When the lights in the gym turn off and the spotlight turns on, everything else melts away.
For the Akins wrestling team, the spotlight shining down from the ceiling puts the focus on just them and their opponents. Along with that, it also adds an extra bit of drama to each wrestling match, which is already a mental game as much as it is a physical contest of strength and agility.
Senior Diego Moreno, who has been on the Akins wrestling team for 4 years, said the spotlight allows him to focus on his opponent more, rather than having the distraction of everything around you.
“It’s nice how you don’t feel like everyone is watching you, it’s just you vs. the other guy you’re going against,” Moreno said.
So far the spotlight has only been used once in December, during the Akins wrestling team’s Senior Night match, which was the last time it had a tournament at Akins this year. However, the addition of the spotlight made the matches even more memorable for the team members who have worked to raise money over several years for its installation.
The spotlight was the brainchild of former Akins wrestling coach Roy Tambunga, who retired at the end of the last school year after coaching at Akins for more than 20 years.
Tambunga said he first saw a spotlight used in a wrestling match in a movie he saw in the 1980s called Vision Quest.

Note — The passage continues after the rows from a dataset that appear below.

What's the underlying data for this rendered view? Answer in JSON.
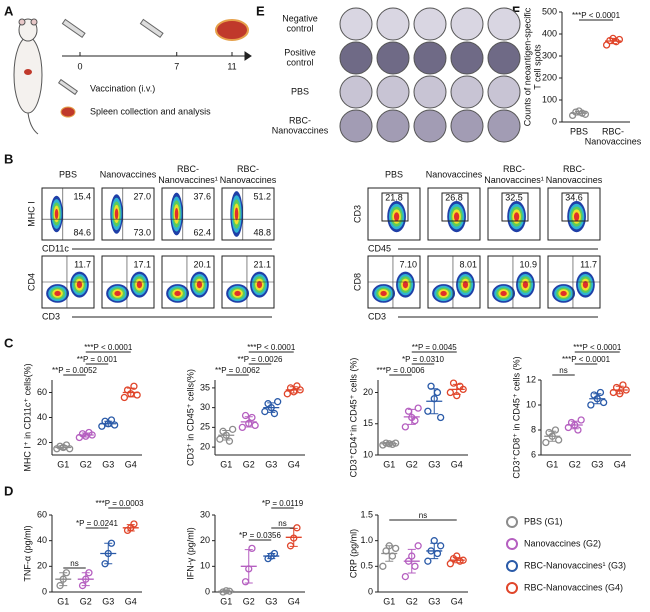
{
  "panel_labels": [
    "A",
    "B",
    "C",
    "D",
    "E",
    "F"
  ],
  "A": {
    "days": [
      0,
      7,
      11
    ],
    "legend": [
      "Vaccination (i.v.)",
      "Spleen collection and analysis"
    ]
  },
  "E": {
    "rows": [
      [
        "Negative",
        "control"
      ],
      [
        "Positive",
        "control"
      ],
      [
        "PBS"
      ],
      [
        "RBC-",
        "Nanovaccines"
      ]
    ]
  },
  "F": {
    "type": "scatter",
    "y_label": [
      "Counts of neoantigen-specific",
      "T cell spots"
    ],
    "categories": [
      [
        "PBS"
      ],
      [
        "RBC-",
        "Nanovaccines"
      ]
    ],
    "colors": [
      "#8c8c8c",
      "#e0452a"
    ],
    "groups": [
      [
        30,
        45,
        50,
        40,
        35
      ],
      [
        350,
        370,
        380,
        365,
        375
      ]
    ],
    "mean": [
      40,
      368
    ],
    "sd": [
      8,
      12
    ],
    "ylim": [
      0,
      500
    ],
    "yticks": [
      0,
      100,
      200,
      300,
      400,
      500
    ],
    "annotations": [
      "***P < 0.0001"
    ]
  },
  "B": {
    "left": {
      "headers": [
        [
          "PBS"
        ],
        [
          "Nanovaccines"
        ],
        [
          "RBC-",
          "Nanovaccines¹"
        ],
        [
          "RBC-",
          "Nanovaccines"
        ]
      ],
      "rows": [
        {
          "y_label": "MHC I",
          "x_label": "CD11c",
          "upper": [
            "15.4",
            "27.0",
            "37.6",
            "51.2"
          ],
          "lower": [
            "84.6",
            "73.0",
            "62.4",
            "48.8"
          ]
        },
        {
          "y_label": "CD4",
          "x_label": "CD3",
          "upper": [
            "11.7",
            "17.1",
            "20.1",
            "21.1"
          ]
        }
      ]
    },
    "right": {
      "headers": [
        [
          "PBS"
        ],
        [
          "Nanovaccines"
        ],
        [
          "RBC-",
          "Nanovaccines¹"
        ],
        [
          "RBC-",
          "Nanovaccines"
        ]
      ],
      "rows": [
        {
          "y_label": "CD3",
          "x_label": "CD45",
          "upper": [
            "21.8",
            "26.8",
            "32.5",
            "34.6"
          ]
        },
        {
          "y_label": "CD8",
          "x_label": "CD3",
          "upper": [
            "7.10",
            "8.01",
            "10.9",
            "11.7"
          ]
        }
      ]
    }
  },
  "C": {
    "charts": [
      {
        "type": "scatter",
        "y_label": "MHC I⁺ in CD11c⁺ cells(%)",
        "categories": [
          "G1",
          "G2",
          "G3",
          "G4"
        ],
        "groups": [
          [
            15,
            17,
            16,
            18,
            15
          ],
          [
            24,
            27,
            25,
            28,
            26
          ],
          [
            33,
            37,
            35,
            38,
            34
          ],
          [
            56,
            62,
            59,
            65,
            58
          ]
        ],
        "mean": [
          16,
          26,
          35,
          60
        ],
        "sd": [
          1.5,
          1.6,
          2,
          3.5
        ],
        "ylim": [
          10,
          70
        ],
        "yticks": [
          20,
          40,
          60
        ],
        "annotations": [
          "**P = 0.0052",
          "**P = 0.001",
          "***P < 0.0001"
        ]
      },
      {
        "type": "scatter",
        "y_label": "CD3⁺ in CD45⁺ cells(%)",
        "categories": [
          "G1",
          "G2",
          "G3",
          "G4"
        ],
        "groups": [
          [
            22,
            24,
            23,
            21.5,
            24.5
          ],
          [
            25,
            28,
            26,
            27.5,
            25.5
          ],
          [
            29,
            31,
            30,
            28.5,
            31.5
          ],
          [
            33.5,
            35,
            34,
            35.5,
            34.5
          ]
        ],
        "mean": [
          23,
          26.4,
          30,
          34.5
        ],
        "sd": [
          1.2,
          1.3,
          1.2,
          0.8
        ],
        "ylim": [
          18,
          37
        ],
        "yticks": [
          20,
          25,
          30,
          35
        ],
        "annotations": [
          "**P = 0.0062",
          "**P = 0.0026",
          "***P < 0.0001"
        ]
      },
      {
        "type": "scatter",
        "y_label": "CD3⁺CD4⁺in CD45⁺ cells (%)",
        "categories": [
          "G1",
          "G2",
          "G3",
          "G4"
        ],
        "groups": [
          [
            11.6,
            11.9,
            11.8,
            11.7,
            11.9
          ],
          [
            14.5,
            17,
            16,
            15.5,
            17.5
          ],
          [
            17,
            21,
            19,
            20,
            16
          ],
          [
            20,
            21.5,
            19.5,
            21,
            20.5
          ]
        ],
        "mean": [
          11.8,
          16.1,
          18.6,
          20.5
        ],
        "sd": [
          0.2,
          1.2,
          2,
          0.8
        ],
        "ylim": [
          10,
          22
        ],
        "yticks": [
          10,
          15,
          20
        ],
        "annotations": [
          "***P = 0.0006",
          "*P = 0.0310",
          "**P = 0.0045"
        ]
      },
      {
        "type": "scatter",
        "y_label": "CD3⁺CD8⁺ in CD45⁺ cells (%)",
        "categories": [
          "G1",
          "G2",
          "G3",
          "G4"
        ],
        "groups": [
          [
            7,
            7.8,
            7.5,
            8,
            7.2
          ],
          [
            8.2,
            8.6,
            8.4,
            8,
            8.8
          ],
          [
            10,
            10.8,
            10.5,
            11,
            10.2
          ],
          [
            11,
            11.4,
            10.9,
            11.6,
            11.2
          ]
        ],
        "mean": [
          7.5,
          8.4,
          10.5,
          11.2
        ],
        "sd": [
          0.4,
          0.3,
          0.4,
          0.3
        ],
        "ylim": [
          6,
          12
        ],
        "yticks": [
          6,
          8,
          10,
          12
        ],
        "annotations": [
          "ns",
          "***P < 0.0001",
          "***P < 0.0001"
        ]
      }
    ]
  },
  "D": {
    "charts": [
      {
        "type": "scatter",
        "y_label": "TNF-α (pg/ml)",
        "categories": [
          "G1",
          "G2",
          "G3",
          "G4"
        ],
        "groups": [
          [
            5,
            10,
            15
          ],
          [
            5,
            10,
            15
          ],
          [
            22,
            30,
            38
          ],
          [
            48,
            50,
            53
          ]
        ],
        "mean": [
          10,
          10,
          30,
          50
        ],
        "sd": [
          5,
          5,
          8,
          2.5
        ],
        "ylim": [
          0,
          60
        ],
        "yticks": [
          0,
          20,
          40,
          60
        ],
        "annotations": [
          "ns",
          "*P = 0.0241",
          "***P = 0.0003"
        ]
      },
      {
        "type": "scatter",
        "y_label": "IFN-γ (pg/ml)",
        "categories": [
          "G1",
          "G2",
          "G3",
          "G4"
        ],
        "groups": [
          [
            0,
            0.5,
            0.3
          ],
          [
            4,
            9,
            17
          ],
          [
            13,
            14,
            15
          ],
          [
            18,
            21,
            25
          ]
        ],
        "mean": [
          0.3,
          10,
          14,
          21.3
        ],
        "sd": [
          0.3,
          6.5,
          1,
          3.5
        ],
        "ylim": [
          0,
          30
        ],
        "yticks": [
          0,
          10,
          20,
          30
        ],
        "annotations": [
          "*P = 0.0356",
          "ns",
          "*P = 0.0119"
        ]
      },
      {
        "type": "scatter",
        "y_label": "CRP (pg/ml)",
        "categories": [
          "G1",
          "G2",
          "G3",
          "G4"
        ],
        "groups": [
          [
            0.5,
            0.8,
            0.9,
            0.7,
            0.85
          ],
          [
            0.3,
            0.6,
            0.7,
            0.5,
            0.9
          ],
          [
            0.6,
            0.8,
            1.0,
            0.75,
            0.9
          ],
          [
            0.55,
            0.65,
            0.7,
            0.6,
            0.62
          ]
        ],
        "mean": [
          0.75,
          0.6,
          0.8,
          0.62
        ],
        "sd": [
          0.15,
          0.23,
          0.15,
          0.05
        ],
        "ylim": [
          0,
          1.5
        ],
        "yticks": [
          0,
          0.5,
          {
            "value": 1,
            "label": "1.0"
          },
          1.5
        ],
        "annotations": [
          "ns"
        ]
      }
    ]
  },
  "legend": [
    {
      "label": "PBS (G1)",
      "color": "#8c8c8c"
    },
    {
      "label": "Nanovaccines (G2)",
      "color": "#b55fc0"
    },
    {
      "label": "RBC-Nanovaccines¹ (G3)",
      "color": "#2a5aa8"
    },
    {
      "label": "RBC-Nanovaccines (G4)",
      "color": "#e0452a"
    }
  ]
}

“One of my favorite movies is called Vision Quest,” he said. “Whenever we would make it to regionals it was kind of a tradition that we would all get in my room and I would show them the movie.”

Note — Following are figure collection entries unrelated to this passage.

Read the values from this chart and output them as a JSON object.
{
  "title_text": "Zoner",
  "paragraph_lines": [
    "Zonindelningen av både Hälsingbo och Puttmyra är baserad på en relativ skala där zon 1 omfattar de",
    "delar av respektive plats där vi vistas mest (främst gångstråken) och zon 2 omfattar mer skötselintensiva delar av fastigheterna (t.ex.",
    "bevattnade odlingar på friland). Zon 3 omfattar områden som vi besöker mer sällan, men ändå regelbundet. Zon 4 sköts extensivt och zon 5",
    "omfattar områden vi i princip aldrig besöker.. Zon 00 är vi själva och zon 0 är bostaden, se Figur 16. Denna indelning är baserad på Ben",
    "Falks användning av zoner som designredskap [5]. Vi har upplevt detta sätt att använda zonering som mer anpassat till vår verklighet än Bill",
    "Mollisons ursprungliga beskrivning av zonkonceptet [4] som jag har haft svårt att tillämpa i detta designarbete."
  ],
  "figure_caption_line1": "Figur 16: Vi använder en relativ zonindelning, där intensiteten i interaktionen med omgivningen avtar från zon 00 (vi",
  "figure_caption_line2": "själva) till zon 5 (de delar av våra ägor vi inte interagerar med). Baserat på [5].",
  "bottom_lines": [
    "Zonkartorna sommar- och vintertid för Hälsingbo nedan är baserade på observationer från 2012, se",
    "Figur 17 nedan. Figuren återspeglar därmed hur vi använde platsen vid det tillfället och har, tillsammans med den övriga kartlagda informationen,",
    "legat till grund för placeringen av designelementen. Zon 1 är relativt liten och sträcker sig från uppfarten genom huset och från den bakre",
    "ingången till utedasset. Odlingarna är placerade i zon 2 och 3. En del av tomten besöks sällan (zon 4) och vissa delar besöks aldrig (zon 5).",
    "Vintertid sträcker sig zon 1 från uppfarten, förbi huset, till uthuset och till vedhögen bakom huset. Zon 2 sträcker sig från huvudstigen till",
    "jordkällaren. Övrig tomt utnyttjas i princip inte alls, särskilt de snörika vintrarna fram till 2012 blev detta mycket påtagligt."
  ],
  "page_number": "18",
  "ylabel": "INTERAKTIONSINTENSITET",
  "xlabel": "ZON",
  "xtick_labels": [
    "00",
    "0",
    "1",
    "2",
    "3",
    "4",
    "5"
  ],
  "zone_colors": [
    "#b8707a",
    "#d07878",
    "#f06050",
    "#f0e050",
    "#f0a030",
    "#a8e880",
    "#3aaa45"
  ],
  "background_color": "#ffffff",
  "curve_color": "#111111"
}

The movie is about a high school wrestler defending a state championship, and in the movie the wrestling team had a spotlight for its matches. This was Tambunga’s first inspiration. A few years later when the team would go to duels or tris he noticed that some of the wealthier schools had spotlights, including Anderson, Navarro, and Bowie. After a few talks with the coaches at those schools and some research, Tambunga made it a goal to get a spotlight installed at Akins.

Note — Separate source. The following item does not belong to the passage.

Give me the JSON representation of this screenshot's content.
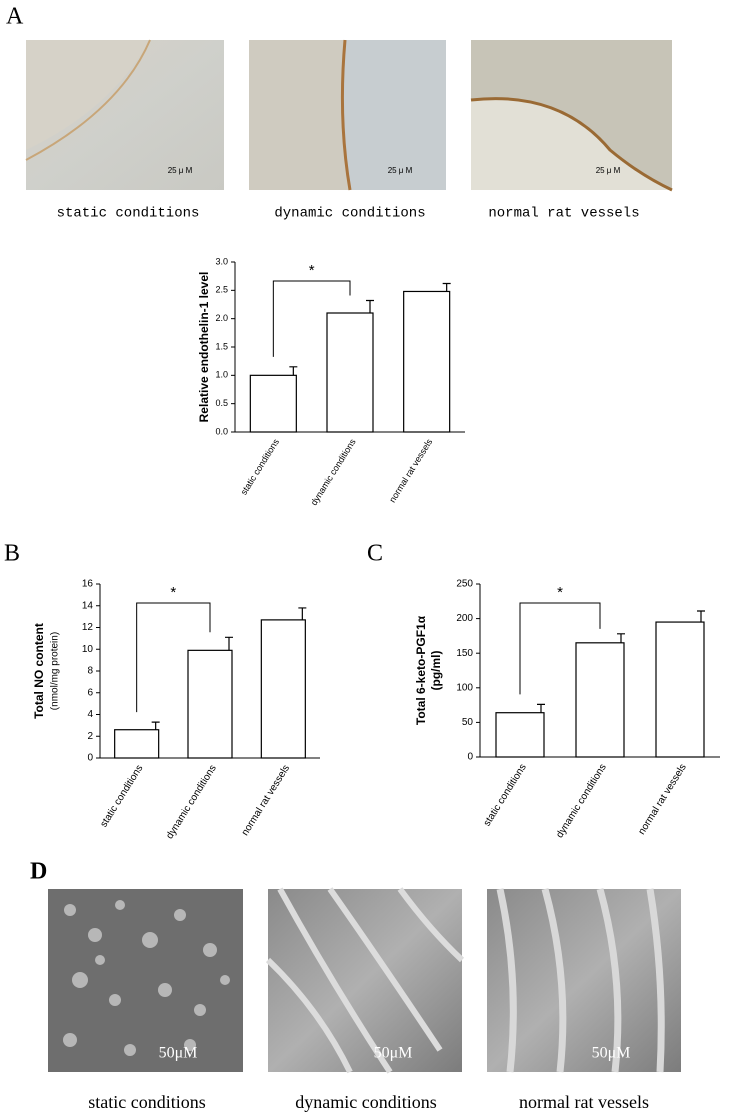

To earn the money, the team members worked at UT games which they did for around 10 years. For the last three years, the Akins wrestlers started hosting local wrestling tourna- ments, including those held at the Delco Center, where they could make around $10,000 just in concessions and working the front doors. Tambunga said the team members loved working the events and didn’t even consider it as work.
The team was finally able to purchase the spotlight during the 2023-2024 school year. And then it took almost another year to get the spotlight installed because it involved electricians and getting permits to do the work. After Tambunga retired at the end of May, the responsibility to get the spotlight installed fell to Akins co-athletic coordinators Joey Saxe and Amanda Thomas, who also took over coaching responsibilities for the Akins wrestling team.
Saxe said he ran into complications because the district electricians didn’t want to climb up on the tall lift needed to reach the ceiling in the gym. The district also has very strict rules about adding such a big expense to the school.
“I would say it took 12 months of back and forth with the district, lots of work orders, lots of visiting with architectural design teams, electrical teams, roofing teams,” Saxe said.
Despite all the challenges of the installation, the team agrees it was worth it. Senior Vincenzo Moreno described how it feels to go against an opponent under the spotlight.
“(It’s) not always gonna feel like people are watching you,” he said. “But you don’t worry about them, you worry about yourself and what you are doing at that very moment.”
Although the spotlight has not been used much yet, it has finally been brought to Akins. After much hard work to accomplish it, Tambunga’s dream has finally come true. Now future generations of Akins high school wrestlers can have the concentration a spotlight brings to use for their matches.